The beer was pretty good (I had a Kolsch) but the coffee was what most of us really craved. I drank four cups. We ate a leisurely lunch and watched as the rain finally stopped. Somewhat drier we headed back to the W&OD and our next destination Port City Brewery in Alexandria.

The W&OD is gradually downhill all the way and we welcomed the easy riding. Brian gave chase to a passing roadie with delusions of speed. Seeing Brian spin his ass off on his Brompton, catch the guy and hang on his rear wheel made for some greatly appreciated comedy on a gray day. After crossing into Alexandria, we slogged up a long hill. Three riders broke away and the rest of us stopped to check our cue sheets. A half block up a side street, a party seemed to be starting. We could see an American flag and some bikes as well as hear some cheering. We rode up to see what the commotion was about.  A father and son had just arrived from riding their bikes across the country from San Francisco. What a joyous loving welcome they received. The Hoppy 100 salutes you!

We regrouped with the breakaway and followed John’s cue sheet which led us onto an unpaved trail through a stretch of woods. Jason finally got to take advantage of his ginormous wide tires. The rest of us made do and stayed upright. The trail dropped us off in familiar territory and we managed to traverse pavement the rest of the way to Port City Brewery.

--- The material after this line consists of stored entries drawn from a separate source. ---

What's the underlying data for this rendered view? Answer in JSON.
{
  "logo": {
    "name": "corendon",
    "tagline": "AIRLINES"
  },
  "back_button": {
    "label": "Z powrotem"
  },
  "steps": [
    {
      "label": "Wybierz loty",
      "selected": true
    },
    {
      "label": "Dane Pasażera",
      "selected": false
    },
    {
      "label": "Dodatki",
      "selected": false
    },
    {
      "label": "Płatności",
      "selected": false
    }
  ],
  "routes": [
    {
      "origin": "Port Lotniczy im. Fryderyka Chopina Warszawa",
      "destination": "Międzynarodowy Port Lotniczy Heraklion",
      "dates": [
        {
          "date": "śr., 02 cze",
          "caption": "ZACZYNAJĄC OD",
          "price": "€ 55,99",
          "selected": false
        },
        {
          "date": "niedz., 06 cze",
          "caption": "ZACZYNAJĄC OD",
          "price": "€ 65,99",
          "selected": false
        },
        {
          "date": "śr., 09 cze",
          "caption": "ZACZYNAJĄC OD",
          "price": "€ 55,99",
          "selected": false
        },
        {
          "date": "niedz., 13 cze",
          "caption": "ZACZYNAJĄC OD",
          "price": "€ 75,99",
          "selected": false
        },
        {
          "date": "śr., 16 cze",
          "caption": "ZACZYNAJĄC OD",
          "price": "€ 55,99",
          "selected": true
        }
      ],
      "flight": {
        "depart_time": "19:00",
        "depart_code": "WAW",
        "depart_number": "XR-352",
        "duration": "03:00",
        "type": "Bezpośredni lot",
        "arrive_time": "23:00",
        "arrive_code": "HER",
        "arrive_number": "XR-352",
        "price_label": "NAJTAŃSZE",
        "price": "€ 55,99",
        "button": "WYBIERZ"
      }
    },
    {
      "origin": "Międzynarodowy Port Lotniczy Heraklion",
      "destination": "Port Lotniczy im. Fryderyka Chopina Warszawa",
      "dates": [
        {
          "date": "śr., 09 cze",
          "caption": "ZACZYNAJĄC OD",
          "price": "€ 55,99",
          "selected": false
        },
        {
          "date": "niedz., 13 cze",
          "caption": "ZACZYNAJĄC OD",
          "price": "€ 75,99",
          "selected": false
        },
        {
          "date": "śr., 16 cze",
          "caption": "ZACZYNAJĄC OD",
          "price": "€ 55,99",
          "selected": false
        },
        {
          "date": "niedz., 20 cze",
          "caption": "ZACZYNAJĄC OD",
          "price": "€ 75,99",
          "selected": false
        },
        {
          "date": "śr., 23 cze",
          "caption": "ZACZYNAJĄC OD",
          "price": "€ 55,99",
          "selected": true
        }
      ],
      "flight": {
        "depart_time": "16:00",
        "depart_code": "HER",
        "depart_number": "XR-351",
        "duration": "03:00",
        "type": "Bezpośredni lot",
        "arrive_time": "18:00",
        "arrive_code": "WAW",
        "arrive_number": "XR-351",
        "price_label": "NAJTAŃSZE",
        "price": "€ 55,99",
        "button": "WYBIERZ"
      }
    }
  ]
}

Port City was pretty crowded. I was thirsty so I had a Derecho (a little thick for my taste) and an IPA (perfection in a glass). After an hour of beer tasting, we headed back out outside. The rain had stopped. We took the nearby Taylor Run Trail to Eisenhower Avenue to Old Town. I peeled off in Old Town and headed for home. I arrived about 11 hours and 65 miles after I had left. Tired and feeling old, I sat down with my family and had dinner  with chocolate birthday cake and ice cream.

A fitting end to a long, wet, hoppy 58th birthday.

My pix of the ride can be found on my Flickr page. Lisa’s account of the day is on her blog.

4 thoughts on “Bikes, Blood, and Beer – The Second Hoppy 100

  1. my goodness, I can hardly believe the reaction of the police officer? I’m hoping they were just on auto pilot and forgot where they where??

    Happy Bday!

  2. I found I didn’t mind the rain after a while. The temperature was just right. Another ride in the books, amigo! 50 States is a go!